На следующий день они, захватив заранее собранные вещи, улетели далеко-далеко, где новую Леночку в ярко-красном нарядном платье ждала печальная лупоглазая военная буханка. Она отвезла её в унылую казенную квартиру маленького трехэтажного дома без уюта, удобств и в принципе без жизни.

Зажили тихо. В холодную хатку с одним продавленным диваном, скрипящим дверцами шкафом и потёртым столом Рома поочерёдно притащил ещё два стула-близнеца, часы, а затем и чьи-то старые запыленные шторы, сменившие на окнах газетки, которые отпечатались на стекле буквами другого, большого мира. Леночка долго не трогала их, будто оставляла для себя лазейку. А когда через два месяца после свадьбы поняла, что беременна, взяла тряпку и решительно вымыла окна до блеска.

Иванов, совершенно счастливый от новостей, пытался найти для неё в бедной деревне хоть что-то вкусное. Но Леночку ничего не радовало. Взгляд её, изредка прояснявшийся до беременности, теперь почти всегда был задёрнут мёртвым. Она смотрела на всё с одинаковым равнодушием, замирала в восковой улыбке, если понимала, что Рома спросил что-то и слишком долго ждал ответа. Тоскуя, надолго уходила из дома. Часами гуляла по лесу там, где проходила граница охраняемого солдатами военного объекта, а дальше ступать не решалась – не велено было. Но и этого хватало, лес давал убежище, ей, будто осиротевшей и неприкаянной.
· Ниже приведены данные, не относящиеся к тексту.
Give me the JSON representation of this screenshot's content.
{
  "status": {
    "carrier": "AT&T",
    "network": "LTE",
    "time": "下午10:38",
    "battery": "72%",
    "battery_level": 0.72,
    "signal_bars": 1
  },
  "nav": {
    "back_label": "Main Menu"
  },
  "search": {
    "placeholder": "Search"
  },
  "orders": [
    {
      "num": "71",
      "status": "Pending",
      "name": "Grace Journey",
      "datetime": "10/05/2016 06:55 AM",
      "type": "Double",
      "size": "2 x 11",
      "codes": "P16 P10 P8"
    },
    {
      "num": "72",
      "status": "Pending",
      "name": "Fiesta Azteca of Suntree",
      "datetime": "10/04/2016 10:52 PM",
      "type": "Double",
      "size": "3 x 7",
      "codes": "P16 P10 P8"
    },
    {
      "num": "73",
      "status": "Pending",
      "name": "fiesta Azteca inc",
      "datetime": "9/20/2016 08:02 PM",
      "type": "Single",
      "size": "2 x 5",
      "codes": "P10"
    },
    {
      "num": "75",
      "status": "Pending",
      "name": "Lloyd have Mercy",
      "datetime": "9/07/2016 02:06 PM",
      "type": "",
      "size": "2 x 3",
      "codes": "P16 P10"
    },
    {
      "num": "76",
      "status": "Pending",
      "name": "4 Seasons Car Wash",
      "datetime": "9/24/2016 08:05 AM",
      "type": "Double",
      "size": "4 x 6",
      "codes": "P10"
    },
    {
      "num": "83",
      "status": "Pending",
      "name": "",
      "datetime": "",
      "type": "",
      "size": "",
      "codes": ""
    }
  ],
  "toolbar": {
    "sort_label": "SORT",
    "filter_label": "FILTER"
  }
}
Лена смотрела в себя и чем дольше смотрела, тем больше понимала, что материнству не радуется. Она хотела надеяться, что ребёнок всё изменит: и её нелюбовь к хорошему, положительному во всех отношениях мужу, про которого говорят «смотри, не упусти»; и эту глухую, стылую землю, которая только прикидывалась живой, но на самом деле давно остыла; и чужой дом, который, как она ни старалась, не могла сделать родным, пропитать и заполнить собой. Ребёнок в ней был таким же чужим, как и всё вокруг. С горечью понимала – надеяться не на что. Изменить ничего нельзя с того момента, когда она увидела на своей кухне испуганного Иванова и уж тем более сейчас, когда дитя стягивает их друг с другом всё сильнее толстой нитью. И чем дальше, тем нить толще, плотнее, а дышать сложнее.

Только шумящий лес хоть как-то убаюкивал тоску и притуплял отчаяние. Бесконечно высокие деревья упирались в небо, стараясь порвать его насквозь острыми ветками. Лена терпеливо ждала того дня, когда послышится, наконец, сухой треск рвущейся на части ткани, и полетят рваные лоскуты неба на землю. В этот самый момент произойдет что-то очень важное – она проснётся. Окажется в своём родном доме. И если открыть дверь в комнату, внутрь ворвется запах маминых веснушчатых блинчиков, каждый из которых, как жирное и сияющее промасленное солнце. Свернешь его пополам, потом ещё раз и ещё, чтобы получился конвертик. Схватишься за ажурный край, поднимешь, а с него капает золотое масло, стекает прямо к пальцам. Быстрее окунёшь в клубничное варенье, вываленное мамой на чуть треснутое блюдце, и сразу в рот. Кусаешь, погружая зубы в сладкое пупырчатое мучное тело, жуёшь и жмуришься. Слышишь, как щелкают на зубах клубничные семечки из варенья – тихо-тихо. Мамочка, как вкусно! М-м-м… Мамочка.

Но поднимался ветер, кидая острые ветки из стороны в сторону. Лена отмирала, слушала ещё немного – может быть, за шумом шелестящей листвы всё-таки послышится треск рвущегося неба? И, не дождавшись, куталась в платок, раздобытый Ромой, чтобы ни дай Бог не простыла, а потом медленно брела домой, в свою холодную военную квартиру, где никогда весело не шипело на сковородке солнце и не переливалось золотом масло.